Our faith tells us that reality is greater than the familiar, visible, day-to-day life to which we so easily grow accustomed. We get used to the routine.  We get up, have breakfast, play with the dogs, exercise a little, go to work.  The next day we do it all again.  If not boring, it gets predictable.  Yet Easter has the power to change our perspective, if we let it.  Sara Dylan Brewer writes about Easter in her Gospel reflections, “Our vision changes.  When we take in the new life Christ offers we can see Christ’s presence everywhere.”  In the sunrise over Mt.

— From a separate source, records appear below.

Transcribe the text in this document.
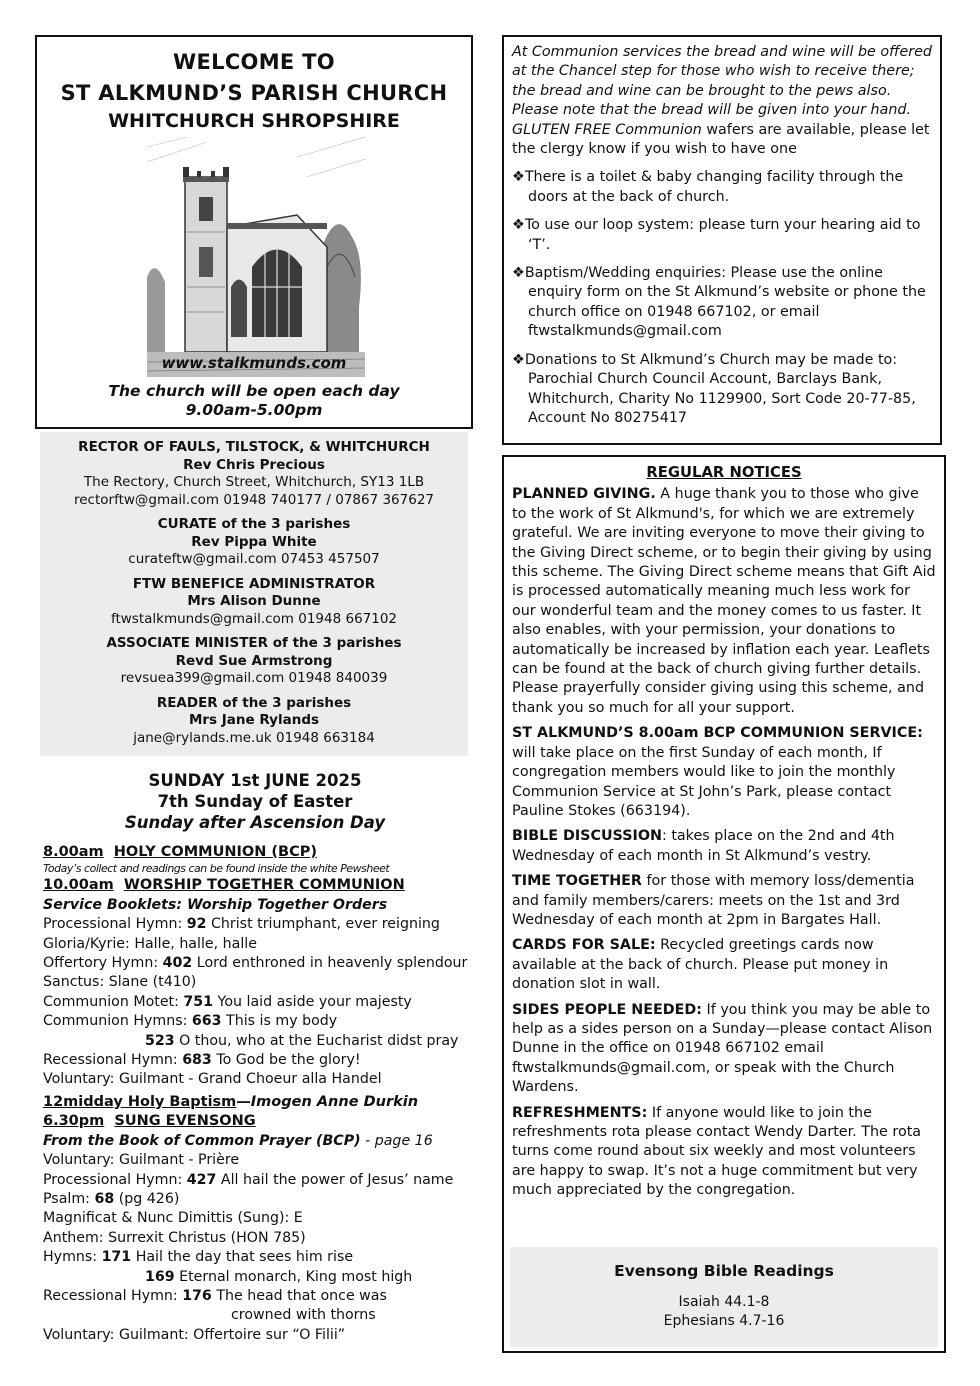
WELCOME TO
ST ALKMUND’S PARISH CHURCH
WHITCHURCH SHROPSHIRE
www.stalkmunds.com
The church will be open each day
9.00am-5.00pm
RECTOR OF FAULS, TILSTOCK, & WHITCHURCH
Rev Chris Precious
The Rectory, Church Street, Whitchurch, SY13 1LB
rectorftw@gmail.com 01948 740177 / 07867 367627
CURATE of the 3 parishes
Rev Pippa White
curateftw@gmail.com 07453 457507
FTW BENEFICE ADMINISTRATOR
Mrs Alison Dunne
ftwstalkmunds@gmail.com 01948 667102
ASSOCIATE MINISTER of the 3 parishes
Revd Sue Armstrong
revsuea399@gmail.com 01948 840039
READER of the 3 parishes
Mrs Jane Rylands
jane@rylands.me.uk 01948 663184
SUNDAY 1st JUNE 2025
7th Sunday of Easter
Sunday after Ascension Day
8.00am HOLY COMMUNION (BCP)
Today’s collect and readings can be found inside the white Pewsheet
10.00am WORSHIP TOGETHER COMMUNION
Service Booklets: Worship Together Orders
Processional Hymn: 92 Christ triumphant, ever reigning
Gloria/Kyrie: Halle, halle, halle
Offertory Hymn: 402 Lord enthroned in heavenly splendour
Sanctus: Slane (t410)
Communion Motet: 751 You laid aside your majesty
Communion Hymns: 663 This is my body
523 O thou, who at the Eucharist didst pray
Recessional Hymn: 683 To God be the glory!
Voluntary: Guilmant - Grand Choeur alla Handel
12midday Holy Baptism—Imogen Anne Durkin
6.30pm SUNG EVENSONG
From the Book of Common Prayer (BCP) - page 16
Voluntary: Guilmant - Prière
Processional Hymn: 427 All hail the power of Jesus’ name
Psalm: 68 (pg 426)
Magnificat & Nunc Dimittis (Sung): E
Anthem: Surrexit Christus (HON 785)
Hymns: 171 Hail the day that sees him rise
169 Eternal monarch, King most high
Recessional Hymn: 176 The head that once was
crowned with thorns
Voluntary: Guilmant: Offertoire sur “O Filii”
At Communion services the bread and wine will be offered at the Chancel step for those who wish to receive there; the bread and wine can be brought to the pews also. Please note that the bread will be given into your hand. GLUTEN FREE Communion wafers are available, please let the clergy know if you wish to have one
❖There is a toilet & baby changing facility through the doors at the back of church.
❖To use our loop system: please turn your hearing aid to ‘T’.
❖Baptism/Wedding enquiries: Please use the online enquiry form on the St Alkmund’s website or phone the church office on 01948 667102, or email ftwstalkmunds@gmail.com
❖Donations to St Alkmund’s Church may be made to: Parochial Church Council Account, Barclays Bank, Whitchurch, Charity No 1129900, Sort Code 20-77-85, Account No 80275417
REGULAR NOTICES
PLANNED GIVING. A huge thank you to those who give to the work of St Alkmund's, for which we are extremely grateful. We are inviting everyone to move their giving to the Giving Direct scheme, or to begin their giving by using this scheme. The Giving Direct scheme means that Gift Aid is processed automatically meaning much less work for our wonderful team and the money comes to us faster. It also enables, with your permission, your donations to automatically be increased by inflation each year. Leaflets can be found at the back of church giving further details. Please prayerfully consider giving using this scheme, and thank you so much for all your support.
ST ALKMUND’S 8.00am BCP COMMUNION SERVICE: will take place on the first Sunday of each month, If congregation members would like to join the monthly Communion Service at St John’s Park, please contact Pauline Stokes (663194).
BIBLE DISCUSSION: takes place on the 2nd and 4th Wednesday of each month in St Alkmund’s vestry.
TIME TOGETHER for those with memory loss/dementia and family members/carers: meets on the 1st and 3rd Wednesday of each month at 2pm in Bargates Hall.
CARDS FOR SALE: Recycled greetings cards now available at the back of church. Please put money in donation slot in wall.
SIDES PEOPLE NEEDED: If you think you may be able to help as a sides person on a Sunday—please contact Alison Dunne in the office on 01948 667102 email ftwstalkmunds@gmail.com, or speak with the Church Wardens.
REFRESHMENTS: If anyone would like to join the refreshments rota please contact Wendy Darter. The rota turns come round about six weekly and most volunteers are happy to swap. It’s not a huge commitment but very much appreciated by the congregation.
Evensong Bible Readings
Isaiah 44.1-8
Ephesians 4.7-16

Mansfield.  In our joyful Easter music.  In faces of friends gathering around the breakfast table.

The resurrection was something that happened in the dark of night in the deep recess of a tomb.  We don’t know any more about it today than did Mary, Peter or John so many years ago.  It remains a mystery.  To return to the words of Barbara Brown Taylor, “Resurrection does not square with anything else we know about physical human life on earth. No one has ever seen it happen.”  That we can’t explain resurrection means we are in good company.  No one can explain resurrection.  That’s kind of the point.

And whether we are early-risers or late-risers, whether we go to bed early or sleep-in, resurrection is for us.  We don’t have to witness it for it to effect us.  The resurrection was as much for Mary, who arrived early, as for Peter and John who showed up later.  It was as much for the Christians at Colosse, who knew of Christ decades after his resurrection, as for us who’ve come along centuries later.  Apart from Jesus, there are no early-risers or late-risers in the Kingdom of God.  We’ve all showed up just in time.  As Paul wrote, “When Christ, who is your life, appears, then you also will appear with him in glory.”

So, Happy Easter!  And I encourage you to let Eater change you ~ not just for today, but for your whole life.  Look for Christ everywhere you go and, especially, in the unexpected places.  Live the resurrection.  Be open to the mystery.  We are Easter people!  For Christ is risen!  He is risen indeed!  Amen.

2 Comments

  1. Jesus is on the loose!

  2. “Easter has the power to change our perspective, if we let it” Let it!! Let it be!!!